The dataset tracks the complete user journey:
- page_view
- product_view
- add_to_cart
- checkout
- purchase (expected)
Each event is associated with a user and includes pricing data where applicable.
A full funnel analysis revealed a critical breakdown at the purchase stage.
| Funnel Stage | Users |
|---|---|
| Page View | ~125,000 |
| Product View | ~125,000 |
| Add to Cart | ~125,000 |
| Checkout | ~124,000 |
| Purchase | 0 |
Despite strong engagement through checkout, no purchase events are recorded.
This indicates either:
- Broken purchase tracking
- Failed checkout/payment flow
- Purchases occurring outside this system
This represents a high-severity business risk.
Users were segmented based on their deepest funnel interaction:
| Segment | Approx. Users | Description |
|---|---|---|
| Browsing Only | ~125K | Low intent users |
| Cart Abandoners | ~125K | High intent, high friction |
| Checkout Drop | ~124K | Payment or trust issues |
| Bounce Risk | ~125K | Poor landing experience |
Cart abandoners and checkout drop users represent the highest revenue recovery opportunity.

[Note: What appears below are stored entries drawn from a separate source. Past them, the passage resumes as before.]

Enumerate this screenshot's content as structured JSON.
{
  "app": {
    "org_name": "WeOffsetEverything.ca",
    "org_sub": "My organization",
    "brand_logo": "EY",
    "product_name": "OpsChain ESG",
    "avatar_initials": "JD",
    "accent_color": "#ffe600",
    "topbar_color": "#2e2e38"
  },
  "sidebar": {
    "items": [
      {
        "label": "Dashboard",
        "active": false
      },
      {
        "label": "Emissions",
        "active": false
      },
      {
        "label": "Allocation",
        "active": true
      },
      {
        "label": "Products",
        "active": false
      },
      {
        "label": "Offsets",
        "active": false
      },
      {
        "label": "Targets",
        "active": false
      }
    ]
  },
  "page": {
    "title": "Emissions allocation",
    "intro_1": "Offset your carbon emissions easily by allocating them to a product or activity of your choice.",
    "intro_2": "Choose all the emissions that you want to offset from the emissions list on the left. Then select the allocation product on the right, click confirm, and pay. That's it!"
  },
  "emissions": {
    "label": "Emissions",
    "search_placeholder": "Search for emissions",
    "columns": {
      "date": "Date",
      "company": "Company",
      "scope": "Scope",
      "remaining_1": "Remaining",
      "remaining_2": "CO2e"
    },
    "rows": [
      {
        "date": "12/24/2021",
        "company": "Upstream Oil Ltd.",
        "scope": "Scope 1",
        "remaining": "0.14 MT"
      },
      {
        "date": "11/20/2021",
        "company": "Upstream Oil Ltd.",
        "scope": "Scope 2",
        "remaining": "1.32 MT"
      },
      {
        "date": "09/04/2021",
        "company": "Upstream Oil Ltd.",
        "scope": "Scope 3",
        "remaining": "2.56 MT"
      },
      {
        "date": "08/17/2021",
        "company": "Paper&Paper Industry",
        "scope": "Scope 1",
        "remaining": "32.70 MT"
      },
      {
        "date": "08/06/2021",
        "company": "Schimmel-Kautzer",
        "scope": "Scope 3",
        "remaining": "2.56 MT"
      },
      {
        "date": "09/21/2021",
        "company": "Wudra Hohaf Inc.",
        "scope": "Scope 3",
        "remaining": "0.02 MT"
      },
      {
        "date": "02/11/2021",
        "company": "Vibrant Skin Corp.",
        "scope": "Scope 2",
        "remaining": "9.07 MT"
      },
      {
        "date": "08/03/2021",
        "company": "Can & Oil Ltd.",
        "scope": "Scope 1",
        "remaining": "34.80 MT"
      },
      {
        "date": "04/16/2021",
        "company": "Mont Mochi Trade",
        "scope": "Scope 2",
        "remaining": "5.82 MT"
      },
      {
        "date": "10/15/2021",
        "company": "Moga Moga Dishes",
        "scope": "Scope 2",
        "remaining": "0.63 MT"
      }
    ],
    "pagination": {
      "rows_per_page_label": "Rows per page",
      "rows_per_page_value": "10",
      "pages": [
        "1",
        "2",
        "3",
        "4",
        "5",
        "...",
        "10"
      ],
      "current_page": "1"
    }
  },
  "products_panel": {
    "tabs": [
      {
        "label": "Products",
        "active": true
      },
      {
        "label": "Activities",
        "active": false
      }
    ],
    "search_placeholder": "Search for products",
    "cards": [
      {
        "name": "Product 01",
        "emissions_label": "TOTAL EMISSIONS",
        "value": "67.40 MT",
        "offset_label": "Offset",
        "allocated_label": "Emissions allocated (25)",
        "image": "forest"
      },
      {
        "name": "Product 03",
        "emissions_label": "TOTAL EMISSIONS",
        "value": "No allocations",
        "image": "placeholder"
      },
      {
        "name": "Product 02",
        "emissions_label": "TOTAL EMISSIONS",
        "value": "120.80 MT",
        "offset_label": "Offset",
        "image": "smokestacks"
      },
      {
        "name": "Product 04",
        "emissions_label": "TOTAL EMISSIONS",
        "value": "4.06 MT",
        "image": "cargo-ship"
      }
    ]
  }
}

- Average Order Value (AOV): ~254.77
- Revenue follows the Pareto Principle:
- Top 10% users generate a disproportionate share of revenue
- Bottom 90% contribute significantly less per user
This confirms the importance of high-value user targeting and retention.
Revenue impact analysis by churn segment shows:
| Segment | Revenue Impact |
|---|---|
| Checkout Drop | Very High |
| Cart Abandoner | High |
| Bounce Risk | Medium |
| Browsing Only | Low |
Even small improvements in checkout completion could unlock millions in recoverable revenue.
Accurate purchase events are mandatory for:
- Revenue reporting
- LTV calculation
- Conversion measurement
- Simplify checkout steps
- Improve payment reliability
- Add trust signals (refunds, security badges)
- Retarget abandoned users
- Personalized offers
- Loyalty programs
- Retention campaigns for top 10%
- Checkout → Purchase Conversion Rate
- Cart Abandonment Rate
- Average Order Value (AOV)
- Revenue per Active User
- Cohort Retention Trends
This project demonstrates:
- Heavy-data SQL analytics
- Funnel and cohort analysis
- Revenue concentration (Pareto analysis)
- Churn and revenue impact modeling
- Business-driven decision making
This mirrors real-world analytics work performed in production ecommerce systems.